Generally, if you have used SFTP sender & receiver adapter with middleware (PI or CPI) before you would know it cannot guarantee the sequence of files transfer as the process is asynchronous & message created for each file is not related to other nor does it creates any event post transfer is complete. Additionally, even if you have a source system write this zero-byte file at last through a series of background jobs from SAP or a source system generating other files for feed, there is no guarantee it will be transferred last.
In my role as Integration Architect to design a solution using CPI for this requirement, I have used a configuration file containing a list of file names that can be executed in parallel & what needs to be serialized (i.e., extract done file) and used general splitters & poll enrich to achieve the requirement.
Here is my configuration file structure, <file> nodes under <parallel> node can be executed in parallel and <file> node under different <parallel> nodes should be serialized to previous <parallel> node files. I am showing only 2 files here for example, but it will work for any number of files.
The process is initiated through an SFTP sender adapter reading the configuration file through a scheduler with processing mode Read lock strategy as Done File Expected. This ensures that the CPI process is initiated only when the SAP is finished placing all the files for the IBP feed.
I am using General Splitter to first split the messages for <parallel> with XPATH expression ‘//parallel’
Then, the second general splitter component further splits each individual message generated by the first splitter using XPATH ‘//file’ and enabling parallel processing to transfer the files in parallel.
Using content modifier to extract the file name from config file which will be used in SFTP sender in process call inside poll enrich component later
Here is how my local process call looks like
Poll Enrich is configured in replace mode as each of our files needs to be transferred without modification.
In the SFTP adapter configuration, I have used the filename property captured in the main process flow to read specific files from our list of files in config.xml. Here, the read lock strategy ‘None’ is used as I have ensured all the files are completely available in the source location through process initiation via a done file in sender SFTP in the main process.
Then I am using Router to ensure if any file from our config.xml is not available in the source location through a standard property SAP_PollEnrichMessageFound check so that it doesn’t create an empty file in target if this property is ‘false’.
I am using a groovy script to set the body as null for extract.done file before placing it at the target location. As I am using this file as a trigger from my main process, this file is not available to be read in Poll Enrich. So if I don’t explicitly set the body to null, config.xml content gets propagated in the extract.done file created in the target location.
Receiver SFTP adapter configuration is straightforward, the only point to note here is Camel File properties are not used in the channel because they still contain the file name picked from the SFTP sender (i.e., config.xml) in the main process
Let’s see the execution runtime on how the message is split & processed.

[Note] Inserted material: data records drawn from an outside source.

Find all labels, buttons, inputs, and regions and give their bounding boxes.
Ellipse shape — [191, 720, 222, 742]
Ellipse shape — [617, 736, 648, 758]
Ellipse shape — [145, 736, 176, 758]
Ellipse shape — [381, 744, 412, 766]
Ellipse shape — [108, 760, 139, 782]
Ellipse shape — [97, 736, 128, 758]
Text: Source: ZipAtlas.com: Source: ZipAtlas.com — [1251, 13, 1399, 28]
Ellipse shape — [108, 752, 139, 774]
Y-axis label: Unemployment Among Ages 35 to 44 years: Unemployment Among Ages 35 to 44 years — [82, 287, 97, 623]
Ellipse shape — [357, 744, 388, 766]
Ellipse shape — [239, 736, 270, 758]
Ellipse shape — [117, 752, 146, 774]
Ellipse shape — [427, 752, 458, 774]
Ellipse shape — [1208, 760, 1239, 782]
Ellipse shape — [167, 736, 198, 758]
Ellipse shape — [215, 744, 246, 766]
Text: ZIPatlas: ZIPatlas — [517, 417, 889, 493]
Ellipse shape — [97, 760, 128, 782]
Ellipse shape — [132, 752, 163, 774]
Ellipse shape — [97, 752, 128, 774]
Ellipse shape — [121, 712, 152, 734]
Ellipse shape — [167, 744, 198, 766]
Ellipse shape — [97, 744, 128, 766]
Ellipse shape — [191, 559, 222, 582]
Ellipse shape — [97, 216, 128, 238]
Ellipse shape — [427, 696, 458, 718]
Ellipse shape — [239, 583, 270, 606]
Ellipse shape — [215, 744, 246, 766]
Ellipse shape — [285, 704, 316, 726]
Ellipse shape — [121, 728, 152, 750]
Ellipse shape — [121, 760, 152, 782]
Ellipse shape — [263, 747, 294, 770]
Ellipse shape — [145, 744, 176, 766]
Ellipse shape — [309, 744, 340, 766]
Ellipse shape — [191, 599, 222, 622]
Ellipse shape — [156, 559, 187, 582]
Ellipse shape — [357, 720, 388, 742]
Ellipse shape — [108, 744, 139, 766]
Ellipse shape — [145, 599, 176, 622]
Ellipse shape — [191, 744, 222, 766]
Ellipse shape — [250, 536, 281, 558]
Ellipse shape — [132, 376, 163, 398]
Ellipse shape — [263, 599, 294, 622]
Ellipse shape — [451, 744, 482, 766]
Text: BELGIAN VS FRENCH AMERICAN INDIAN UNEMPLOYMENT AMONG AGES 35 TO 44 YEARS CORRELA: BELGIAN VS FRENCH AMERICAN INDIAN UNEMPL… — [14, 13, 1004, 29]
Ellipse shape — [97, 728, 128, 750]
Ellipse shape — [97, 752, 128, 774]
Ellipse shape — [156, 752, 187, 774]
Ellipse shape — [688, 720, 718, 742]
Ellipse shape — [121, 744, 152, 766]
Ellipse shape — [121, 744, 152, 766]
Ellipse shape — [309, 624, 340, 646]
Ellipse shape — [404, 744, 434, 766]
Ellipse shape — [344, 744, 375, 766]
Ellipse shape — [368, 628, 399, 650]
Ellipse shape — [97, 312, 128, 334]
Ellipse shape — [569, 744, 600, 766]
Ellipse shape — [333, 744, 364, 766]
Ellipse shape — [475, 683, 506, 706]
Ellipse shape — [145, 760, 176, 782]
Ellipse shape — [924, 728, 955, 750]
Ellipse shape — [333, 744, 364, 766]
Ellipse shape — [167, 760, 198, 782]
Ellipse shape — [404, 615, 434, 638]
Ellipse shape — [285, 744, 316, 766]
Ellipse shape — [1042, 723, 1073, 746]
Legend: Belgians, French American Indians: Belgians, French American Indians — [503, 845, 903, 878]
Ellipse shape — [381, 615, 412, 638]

The first splitter created 2 split messages for path //parallel
The second splitter further created 2 splits messages for the 1st split message from the first splitter
The second splitter also created 1 split message for the 2nd split message from the first splitter
As you can see from the timestamps, bigger files are written before the zero-byte file is transferred to the target location
The above message took ~48 secs to process both files with parallel processing for KIN_Parts.txt (~100MB) & KIN_Part_UOM.txt (~70MB) file and sequencing extract.done file after that.
Hope this helps! Please share your feedback and comments.
Thanks for your blog.
We have similar requirement, we have more than 100 files of *.csv,*.tab and *.success(File name is unique) need to be send in sequence. I tried this blog using * in the file name but it is picking only one file for each type. First we need to send all more than 100 .csv files next .tab then next .success. at the end extract.done.
Could you please help if you have any idea.
Are your file names dynamic? If not, specify the individual file names in config.xml file and try.